Через годы, на первом курсе кулинарного техникума Нина пошла к подруге на тусовку и сразу там узнала его. Одежда у него была потертая, но уже совсем не грязная, давно не стриженные волосы торчат в разные стороны клочками, словно их тянули-хватали злые птицы; глаза красивые, не грустные – скорее, давно не содержавшие радости. Он всё стоял в углу, но то и дело поглядывал, часто подносил банку ко рту. Поздно вечером, когда большая часть ребят разбрелась, он подошел к Нине на кухне – она с ужасом обнаружила, что на кухне больше нет никого. Он приблизился, вцепился ей в руку, задышал пьяным в лицо: «Ах, я сразу тебя узнал… думал о тебе… постоянно… знал, что мы встретимся…» и тому подобное. Нина отпрянула, перехватила его руку, кивнула на тыльную сторону: «Что это? Зачем ты делаешь это?» Он отступил на шаг и опустил закатанные рукава рубашки, – словно руки вдруг показались ему слишком голыми, – пряча шрамы. «Постой… объясни. Я правда хочу понять… Погоди меня здесь», – сказала Нина, видя, что он не решается, и вернулась с бутылкой вина. «Мне сложно объяснить. Самому сложно понять, так давно это делаю. Для меня это естественно, понимаешь... Я бы сказал, что я получаю удовольствие не от самой боли, а в тот момент, когда она отступает», – сказал он, начиная второй стакан, – сказал с дурацкой торжественностью, по всей видимости, ощущая собственную интересность. Выпив ещё, он опять полез целоваться, а Нина сбежала, сказав, что скоро одиннадцать и ей срочно пора домой.

Неужели до самого конца каждый раз при физической боли будет вспоминаться этот несчастный изрезавший себя мальчик? Так и придется вести с ним внутренний спор о боли? Чем тяжелее становилась жизнь, тем яснее становилось, что потаённая сладость боли заключается не в том, что он сказал тогда на кухне, а в её яркости, в её интенсивности, в том, что физическая боль перекрывает прочее, заслоняя собою от любых внутренних ощущений – пусть и на считанные мгновенья.

Дверь открылась, закрылась, завозился в замочной скважине ключ, исключая возможность выхода для оставшегося внутри. Василий вначале ушел вглубь дома, в другие комнаты, потом только на кухню к Нине. Он посмотрел на неё устало и даже, кажется, неприязненно. Его правая ладонь была перевязана марлей, на тыльной стороне проступала пара небольших алых пятнышек.

– Как он?

– Пока сложно сказать…, – Василий отвернулся к немытому, сероватому окну, делающему серым и двор по ту сторону.

– Идите, пройдитесь. Приходите лучше к вечеру… Вам пока тут делать нечего…, – посмотрел на Нину после минутного молчания Василий.

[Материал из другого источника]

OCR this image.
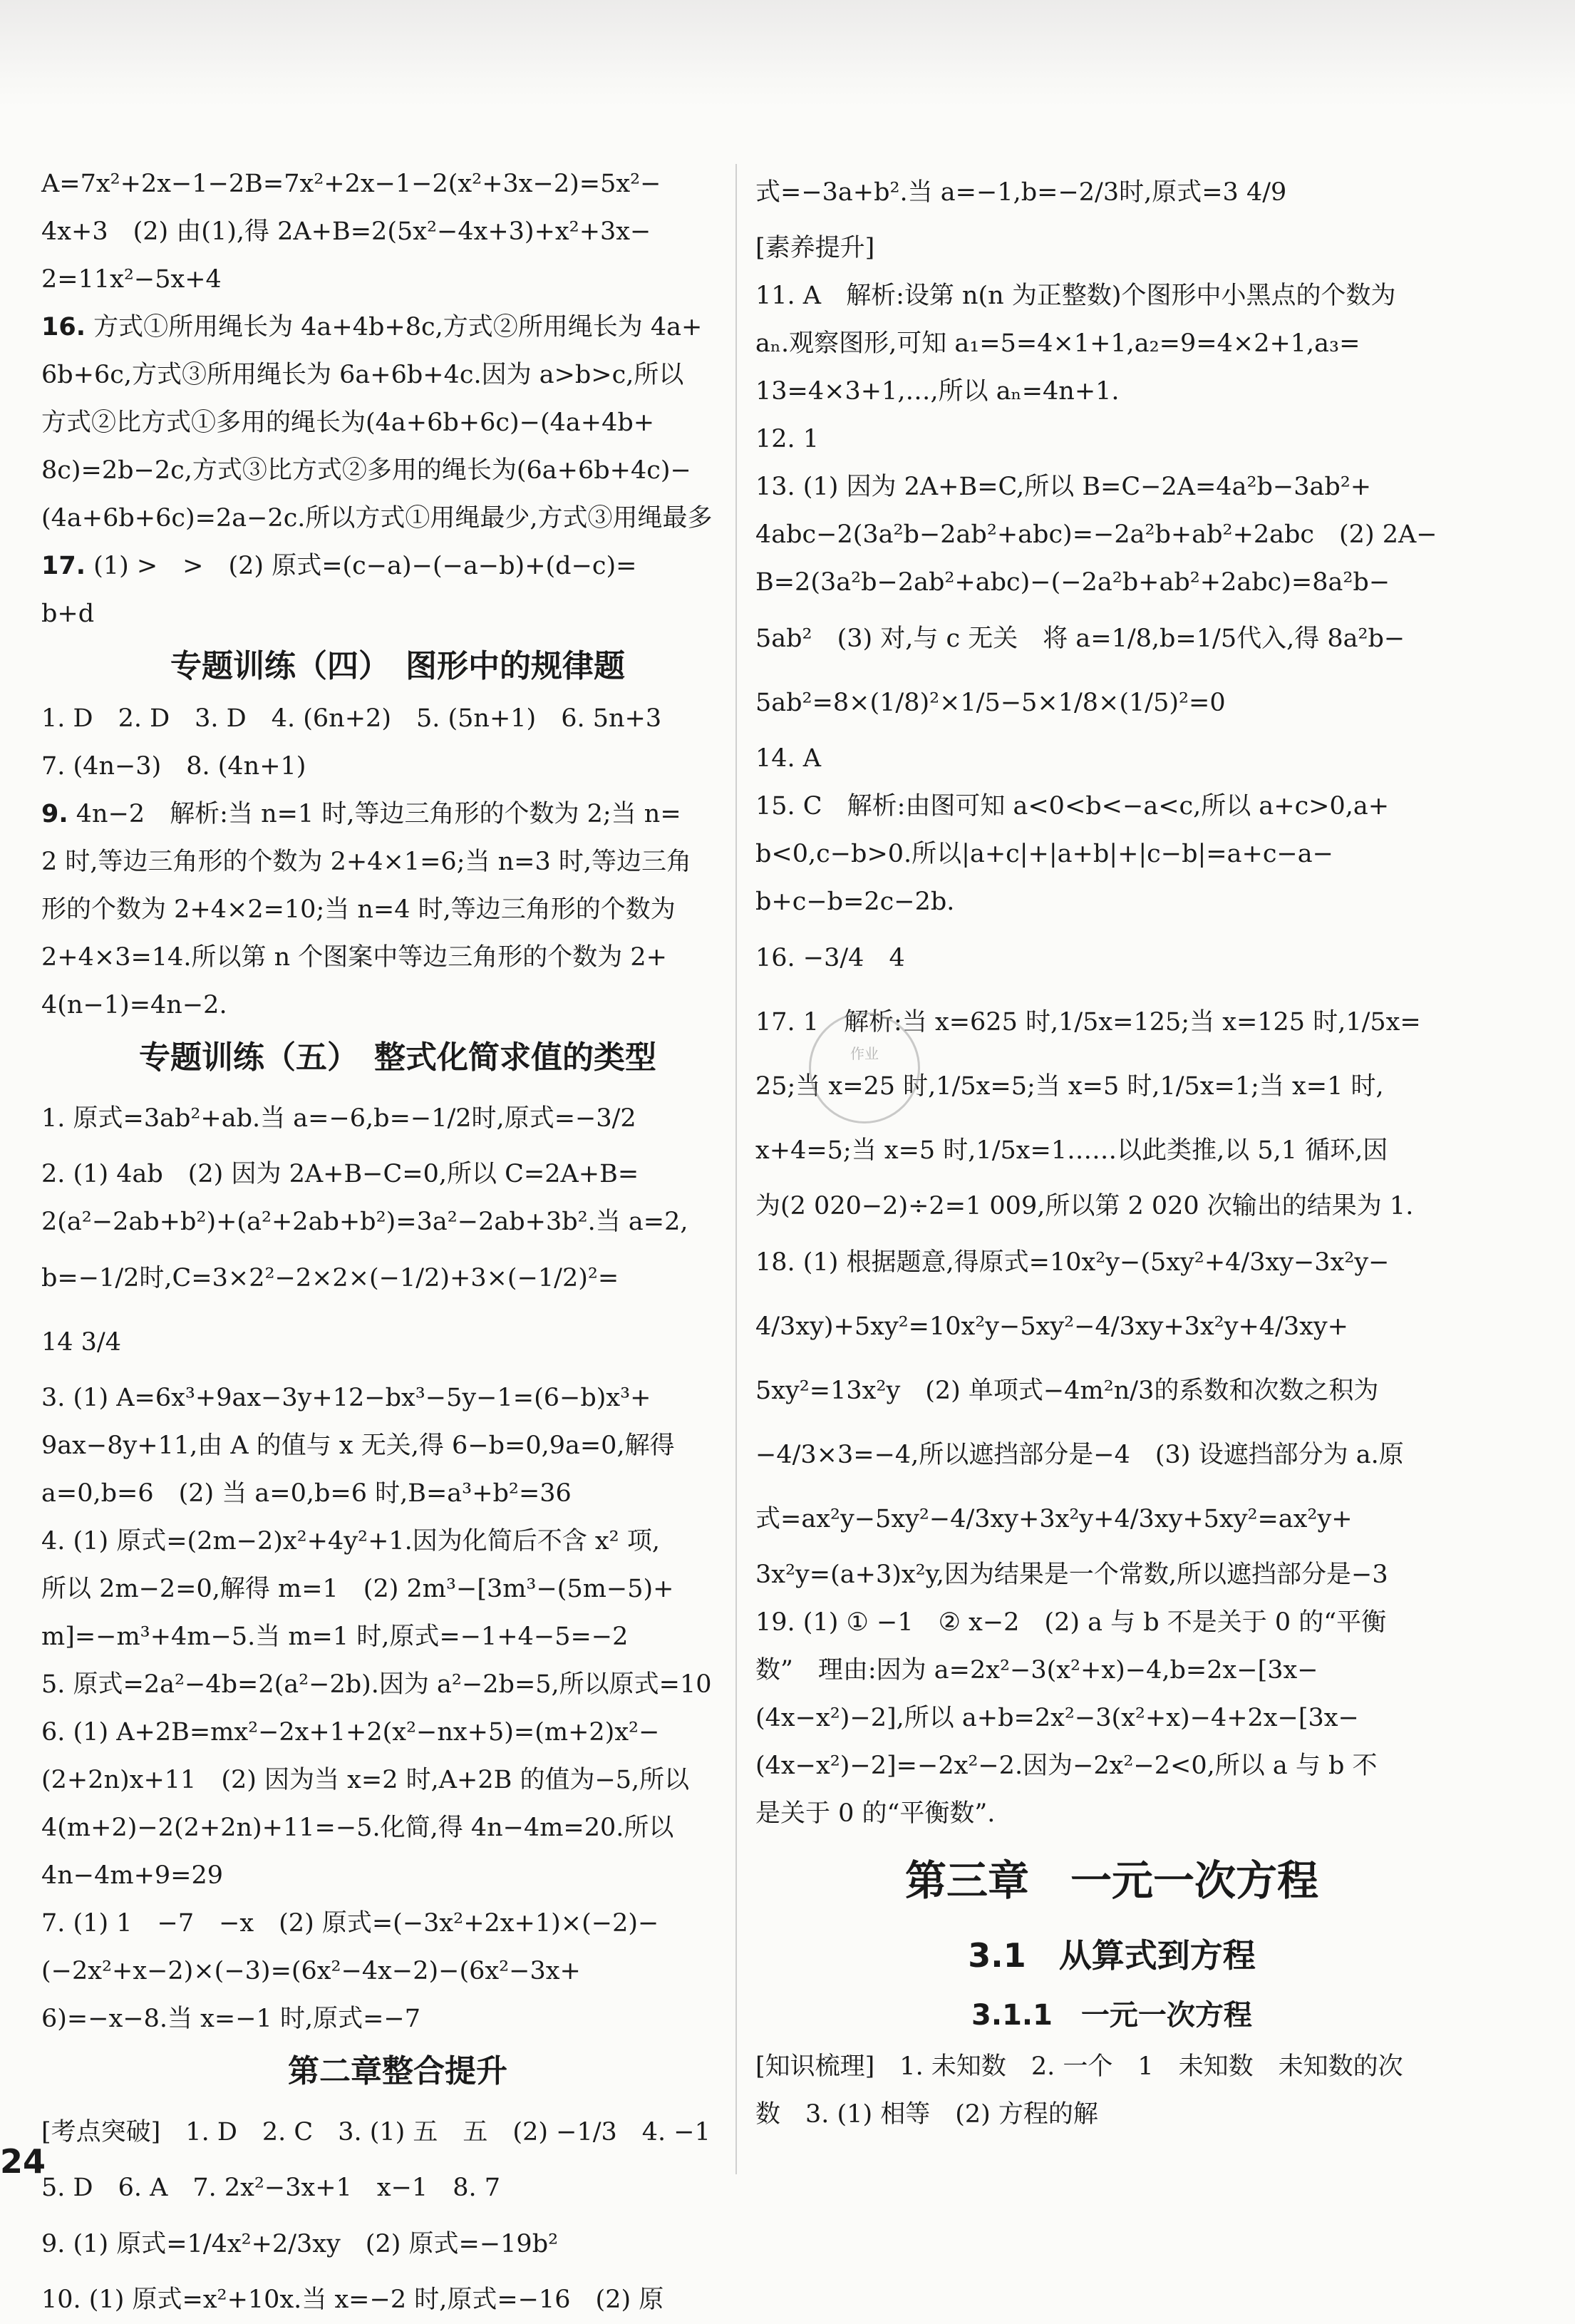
A=7x²+2x−1−2B=7x²+2x−1−2(x²+3x−2)=5x²−
4x+3　(2) 由(1),得 2A+B=2(5x²−4x+3)+x²+3x−
2=11x²−5x+4
16. 方式①所用绳长为 4a+4b+8c,方式②所用绳长为 4a+
6b+6c,方式③所用绳长为 6a+6b+4c.因为 a>b>c,所以
方式②比方式①多用的绳长为(4a+6b+6c)−(4a+4b+
8c)=2b−2c,方式③比方式②多用的绳长为(6a+6b+4c)−
(4a+6b+6c)=2a−2c.所以方式①用绳最少,方式③用绳最多
17. (1) >　>　(2) 原式=(c−a)−(−a−b)+(d−c)=
b+d
专题训练（四）　图形中的规律题
1. D　2. D　3. D　4. (6n+2)　5. (5n+1)　6. 5n+3
7. (4n−3)　8. (4n+1)
9. 4n−2　解析:当 n=1 时,等边三角形的个数为 2;当 n=
2 时,等边三角形的个数为 2+4×1=6;当 n=3 时,等边三角
形的个数为 2+4×2=10;当 n=4 时,等边三角形的个数为
2+4×3=14.所以第 n 个图案中等边三角形的个数为 2+
4(n−1)=4n−2.
专题训练（五）　整式化简求值的类型
1. 原式=3ab²+ab.当 a=−6,b=−1/2时,原式=−3/2
2. (1) 4ab　(2) 因为 2A+B−C=0,所以 C=2A+B=
2(a²−2ab+b²)+(a²+2ab+b²)=3a²−2ab+3b².当 a=2,
b=−1/2时,C=3×2²−2×2×(−1/2)+3×(−1/2)²=
14 3/4
3. (1) A=6x³+9ax−3y+12−bx³−5y−1=(6−b)x³+
9ax−8y+11,由 A 的值与 x 无关,得 6−b=0,9a=0,解得
a=0,b=6　(2) 当 a=0,b=6 时,B=a³+b²=36
4. (1) 原式=(2m−2)x²+4y²+1.因为化简后不含 x² 项,
所以 2m−2=0,解得 m=1　(2) 2m³−[3m³−(5m−5)+
m]=−m³+4m−5.当 m=1 时,原式=−1+4−5=−2
5. 原式=2a²−4b=2(a²−2b).因为 a²−2b=5,所以原式=10
6. (1) A+2B=mx²−2x+1+2(x²−nx+5)=(m+2)x²−
(2+2n)x+11　(2) 因为当 x=2 时,A+2B 的值为−5,所以
4(m+2)−2(2+2n)+11=−5.化简,得 4n−4m=20.所以
4n−4m+9=29
7. (1) 1　−7　−x　(2) 原式=(−3x²+2x+1)×(−2)−
(−2x²+x−2)×(−3)=(6x²−4x−2)−(6x²−3x+
6)=−x−8.当 x=−1 时,原式=−7
第二章整合提升
[考点突破]　1. D　2. C　3. (1) 五　五　(2) −1/3　4. −1
5. D　6. A　7. 2x²−3x+1　x−1　8. 7
9. (1) 原式=1/4x²+2/3xy　(2) 原式=−19b²
10. (1) 原式=x²+10x.当 x=−2 时,原式=−16　(2) 原
式=−3a+b².当 a=−1,b=−2/3时,原式=3 4/9
[素养提升]
11. A　解析:设第 n(n 为正整数)个图形中小黑点的个数为
aₙ.观察图形,可知 a₁=5=4×1+1,a₂=9=4×2+1,a₃=
13=4×3+1,…,所以 aₙ=4n+1.
12. 1
13. (1) 因为 2A+B=C,所以 B=C−2A=4a²b−3ab²+
4abc−2(3a²b−2ab²+abc)=−2a²b+ab²+2abc　(2) 2A−
B=2(3a²b−2ab²+abc)−(−2a²b+ab²+2abc)=8a²b−
5ab²　(3) 对,与 c 无关　将 a=1/8,b=1/5代入,得 8a²b−
5ab²=8×(1/8)²×1/5−5×1/8×(1/5)²=0
14. A
15. C　解析:由图可知 a<0<b<−a<c,所以 a+c>0,a+
b<0,c−b>0.所以|a+c|+|a+b|+|c−b|=a+c−a−
b+c−b=2c−2b.
16. −3/4　4
17. 1　解析:当 x=625 时,1/5x=125;当 x=125 时,1/5x=
25;当 x=25 时,1/5x=5;当 x=5 时,1/5x=1;当 x=1 时,
x+4=5;当 x=5 时,1/5x=1……以此类推,以 5,1 循环,因
为(2 020−2)÷2=1 009,所以第 2 020 次输出的结果为 1.
18. (1) 根据题意,得原式=10x²y−(5xy²+4/3xy−3x²y−
4/3xy)+5xy²=10x²y−5xy²−4/3xy+3x²y+4/3xy+
5xy²=13x²y　(2) 单项式−4m²n/3的系数和次数之积为
−4/3×3=−4,所以遮挡部分是−4　(3) 设遮挡部分为 a.原
式=ax²y−5xy²−4/3xy+3x²y+4/3xy+5xy²=ax²y+
3x²y=(a+3)x²y,因为结果是一个常数,所以遮挡部分是−3
19. (1) ① −1　② x−2　(2) a 与 b 不是关于 0 的“平衡
数”　理由:因为 a=2x²−3(x²+x)−4,b=2x−[3x−
(4x−x²)−2],所以 a+b=2x²−3(x²+x)−4+2x−[3x−
(4x−x²)−2]=−2x²−2.因为−2x²−2<0,所以 a 与 b 不
是关于 0 的“平衡数”.
第三章　一元一次方程
3.1　从算式到方程
3.1.1　一元一次方程
[知识梳理]　1. 未知数　2. 一个　1　未知数　未知数的次
数　3. (1) 相等　(2) 方程的解
作业
24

В глазах его при этом мелькнуло человеческое. Он провел незабинтованной рукою по пожухшим волосам.

– Ну вы можете хоть что-то сказать мне!?... Отец Кирилл говорил…, – всплеснула руками Нина, наконец-то дав волю эмоциям, сдерживаемым уже слишком долго. Сама испугалась, услышав свои истеричные нотки.

– Я ничего не могу сказать! Пока абсолютно ничего. И я вам не отец Кирилл! Я вам ничего не обещал…, – Василий тоже почти сорвался на крик, но быстро взял себя в руки, только злость не покидала глаза. – Идите-идите… осмотрите округу. Пройдитесь до озера – красивые места. А к вечеру приходите.

Нина вышла из дома, обернулась назад. Василий не пошел провожать. Калитка закрывалась крючком на плохо тянущемся тонком тросе, какие используют для крепления поклажи к тележкам. Закрыть всё не выходило. При первой же попытке крючок соскочил и больно саданул по руке, последующие несколько раз вяло сваливался вниз, потому что Нина теперь боялась сильно натягивать. Удалось только раз на пятый. Нина посмотрела на дом и вздрогнула, увидев размытый силуэт Василия за окном, на том же месте – на кухне. Получается, он всё это время смотрел, как она мучается с калиткой. Видимо, хотел удостовериться, что ушла.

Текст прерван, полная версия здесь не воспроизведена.